Le vieil Israélite sembla ne pas comprendre toute la signification de ces mots, et objecta :
Oui, mais la vie a des besoins urgents. Il est nécessaire de prévoir et d'amasser des ressources.
Paul a réfléchi une minute et a dit :
En ce qui me concerne, je n'ai rien qui puisse vous éclairer. Mais Dieu a toujours une réponse pour nos préoccupations les plus simples. Consultez ses éternelles vérités. Voyons quel est le message destiné à votre cœur.
Il allait ouvrir l'Évangile comme à son habitude quand le visiteur fit observer :
Je ne connais pas ce livre. Pour moi, il ne pourra donc mettre d'aucun conseil.
Le missionnaire a compris sa réticence et a souligné :
Que connaissez-vous alors ?
Moïse et les prophètes.
Il prit un rouleau de parchemins où la Loi Antique pouvait être lue et il le donna au vieux malicieux pour qu'il l'ouvre sur un passage au hasard selon la coutume de l'époque. Cependant avec une évidente mauvaise volonté, Barjésus a dit :
Je ne lis les prophètes qu'à genoux.
Tu peux lire comme il te convient car le fait de comprendre est ce qui nous intéresse avant tout.
Démontrant sa fierté pharisienne, le charlatan s'est agenouillé et a ouvert solennellement le texte, sous le regard serein et incisif de l'ex-rabbin. Le vieil Israélite est devenu pâle. Il a esquissé un geste pour se soustraire à la lecture ; mais Paul perçut ce mouvement subtil et, s'approchant, il lui dit avec une certaine véhémence :
Lisons le message permanent des émissaires de
Dieu.
Il s'agissait d'un passage des Proverbes que Barjésus prononça à voix haute profondément désappointé :
« Je te demande deux choses : Ne me les refuse pas, avant que je ne meure ! Éloigne de moi la fausseté et la parole mensongère. Ne me donne ni pauvreté, ni richesse. Accorde- moi le pain qui m'est nécessaire, de peur que dans l'abondance, je ne te renie et ne dise : Qui est Jéhovah ? Ou que dans la pauvreté, je ne dérobe et n'attaque au nom de mon Dieu. »15
15 Proverbes, chapitre 30, versets 7 à 9.
Le mage s'est levé embarrassé, le missionnaire lui-même était surpris.

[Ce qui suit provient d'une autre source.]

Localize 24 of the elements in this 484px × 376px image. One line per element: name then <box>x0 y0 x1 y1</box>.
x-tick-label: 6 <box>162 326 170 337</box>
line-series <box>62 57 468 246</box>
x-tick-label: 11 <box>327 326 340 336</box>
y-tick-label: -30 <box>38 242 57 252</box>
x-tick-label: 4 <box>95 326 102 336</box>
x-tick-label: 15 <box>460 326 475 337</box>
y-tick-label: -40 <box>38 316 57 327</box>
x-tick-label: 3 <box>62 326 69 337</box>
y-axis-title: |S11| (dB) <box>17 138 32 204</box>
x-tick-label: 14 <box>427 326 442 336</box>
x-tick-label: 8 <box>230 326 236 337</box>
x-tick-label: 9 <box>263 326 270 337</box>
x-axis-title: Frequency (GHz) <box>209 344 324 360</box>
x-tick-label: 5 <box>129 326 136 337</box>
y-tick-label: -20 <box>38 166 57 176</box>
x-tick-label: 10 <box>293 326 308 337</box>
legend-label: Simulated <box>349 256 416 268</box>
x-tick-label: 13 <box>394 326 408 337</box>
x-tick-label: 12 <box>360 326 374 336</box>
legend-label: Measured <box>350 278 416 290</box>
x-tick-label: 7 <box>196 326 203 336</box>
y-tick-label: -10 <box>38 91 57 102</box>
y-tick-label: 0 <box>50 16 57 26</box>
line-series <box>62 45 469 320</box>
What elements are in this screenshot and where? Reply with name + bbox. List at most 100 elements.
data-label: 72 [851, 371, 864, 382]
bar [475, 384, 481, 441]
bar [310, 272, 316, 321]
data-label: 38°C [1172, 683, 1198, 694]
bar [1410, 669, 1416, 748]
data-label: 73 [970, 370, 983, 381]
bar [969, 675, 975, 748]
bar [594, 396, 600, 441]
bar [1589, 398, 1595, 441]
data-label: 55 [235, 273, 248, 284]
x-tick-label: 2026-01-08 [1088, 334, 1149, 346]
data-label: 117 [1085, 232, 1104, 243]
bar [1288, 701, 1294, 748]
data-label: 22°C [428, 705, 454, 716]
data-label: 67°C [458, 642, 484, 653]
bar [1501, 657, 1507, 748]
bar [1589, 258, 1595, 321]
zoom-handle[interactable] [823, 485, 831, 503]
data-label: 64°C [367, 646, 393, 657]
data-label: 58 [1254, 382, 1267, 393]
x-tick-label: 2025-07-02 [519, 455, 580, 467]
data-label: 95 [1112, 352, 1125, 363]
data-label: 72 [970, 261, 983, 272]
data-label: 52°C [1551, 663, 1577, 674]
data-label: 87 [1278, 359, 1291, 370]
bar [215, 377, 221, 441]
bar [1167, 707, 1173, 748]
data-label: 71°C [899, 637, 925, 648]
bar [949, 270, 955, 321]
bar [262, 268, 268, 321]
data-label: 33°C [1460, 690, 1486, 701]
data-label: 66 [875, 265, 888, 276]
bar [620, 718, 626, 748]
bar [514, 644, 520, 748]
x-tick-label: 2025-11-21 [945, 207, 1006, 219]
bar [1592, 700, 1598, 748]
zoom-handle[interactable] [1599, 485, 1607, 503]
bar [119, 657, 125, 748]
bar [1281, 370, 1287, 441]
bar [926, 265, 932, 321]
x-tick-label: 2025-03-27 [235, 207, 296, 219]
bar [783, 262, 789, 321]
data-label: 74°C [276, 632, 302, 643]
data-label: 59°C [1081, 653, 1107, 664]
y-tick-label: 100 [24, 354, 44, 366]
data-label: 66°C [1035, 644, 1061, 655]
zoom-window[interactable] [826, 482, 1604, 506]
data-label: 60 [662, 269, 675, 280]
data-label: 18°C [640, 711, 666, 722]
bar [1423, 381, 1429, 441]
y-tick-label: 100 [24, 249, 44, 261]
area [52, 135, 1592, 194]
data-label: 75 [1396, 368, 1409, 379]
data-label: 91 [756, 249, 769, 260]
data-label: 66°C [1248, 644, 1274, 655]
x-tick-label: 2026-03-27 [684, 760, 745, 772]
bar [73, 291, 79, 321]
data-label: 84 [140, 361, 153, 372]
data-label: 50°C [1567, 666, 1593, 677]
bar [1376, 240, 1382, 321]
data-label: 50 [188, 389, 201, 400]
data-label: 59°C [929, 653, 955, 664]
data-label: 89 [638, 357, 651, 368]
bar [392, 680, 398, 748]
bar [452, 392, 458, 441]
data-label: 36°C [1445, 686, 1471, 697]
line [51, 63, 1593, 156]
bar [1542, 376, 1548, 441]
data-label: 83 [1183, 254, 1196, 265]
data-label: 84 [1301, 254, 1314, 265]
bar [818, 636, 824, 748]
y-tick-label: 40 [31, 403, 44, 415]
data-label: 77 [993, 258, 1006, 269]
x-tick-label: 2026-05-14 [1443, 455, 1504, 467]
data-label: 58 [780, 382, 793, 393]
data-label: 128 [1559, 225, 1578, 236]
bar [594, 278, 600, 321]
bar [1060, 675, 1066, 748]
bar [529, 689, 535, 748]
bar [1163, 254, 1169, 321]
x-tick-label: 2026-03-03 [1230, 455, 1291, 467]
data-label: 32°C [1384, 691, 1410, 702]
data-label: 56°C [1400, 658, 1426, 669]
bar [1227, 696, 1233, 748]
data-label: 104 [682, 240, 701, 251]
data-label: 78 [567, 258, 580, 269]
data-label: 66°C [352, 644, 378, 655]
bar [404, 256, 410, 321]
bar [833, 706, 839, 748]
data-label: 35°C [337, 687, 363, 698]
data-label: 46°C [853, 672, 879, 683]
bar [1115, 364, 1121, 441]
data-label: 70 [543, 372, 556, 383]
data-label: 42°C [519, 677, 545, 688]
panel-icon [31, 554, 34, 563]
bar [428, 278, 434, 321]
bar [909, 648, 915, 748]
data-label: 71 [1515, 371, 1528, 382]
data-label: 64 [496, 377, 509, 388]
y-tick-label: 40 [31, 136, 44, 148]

Tu vois, l'ami ? - a dit Paul - la parole de la vérité est très éloquente. Voilà un puissant talisman dans notre existence que de savoir vivre avec nos propres recours sans augmenter les besoins de notre enrichissement spirituel.
Effectivement - a répondu le charlatan - ce procédé de consultation est très intéressant. Je vais sérieusement méditer sur l'expérience d'aujourd'hui.